高温后混凝土冲击破碎能耗及分形特征研究

Research on Energy Dissipation and Fractal Characteristics of Concrete after Exposure to Elevated Temperatures under Impact Loading

为研究高温后混凝土在冲击破碎过程中的能量耗散特性及碎块块度分布规律,采用100 mm分离式霍普金森压杆装置,对不同温度(常温、200℃、400℃、600℃、800℃)作用后的混凝土进行冲击压缩实验,分析了冲击弹速和温度对试件冲击破碎能耗、破坏形态及碎块分形维数的影响。研究结果表明:同一温度下,耗散能随弹速和应变率的升高不断增大,同一弹速下,耗散能随温度的升高总体呈下降趋势;冲击破坏后混凝土破碎块度分布是一个统计意义上的分形,随弹速及温度的升高,试件破碎程度增大,碎块数目增多、尺寸减小,分形维数增大;耗散能与碎块分形维数的变化在相同温度下具有一定的正相关性。由此可见,不同温度、弹速下混凝土的冲击破碎是外部能量驱动下的分形演化过程。
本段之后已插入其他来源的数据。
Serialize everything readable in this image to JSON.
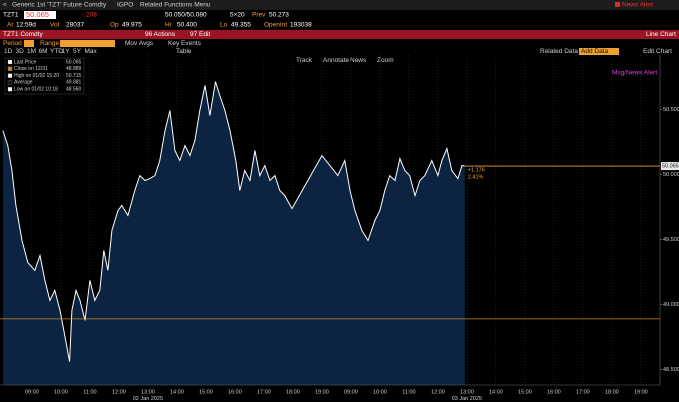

The energy dissipation capacities and fragments distribution of concrete exposed to high temperature under impact loading are studied. Dynamic compressive tests of concrete at room temperature and after exposure to elevated temperatures ranging from 200 to 800 ℃ are conducted by using a split Hopkinson pressure bar with 100 mm in diameter. The effects of high temperature and impact velocity on dissipated energy, failure mode and fractal dimension of fragments are analyzed. The results indicate that the dissipated energy grows with the increase in impact velocity and strain rate at the same temperature; and at fixed impact velocity, the dissipated energy decreases with the increase in the exposure temperature. The fragment-size distribution of concrete fragments statistically has fractal property subjected to impact loading. An increase in temperature and impact velocity results in a greater crushing degree and a larger fractal dimension value. There is a positive correlation between dissipated energy and fractal dimension at the same temperature. As a result, the impact crushing of concrete at various temperatures and impact velocities is a fractal evolution process driven by external energy.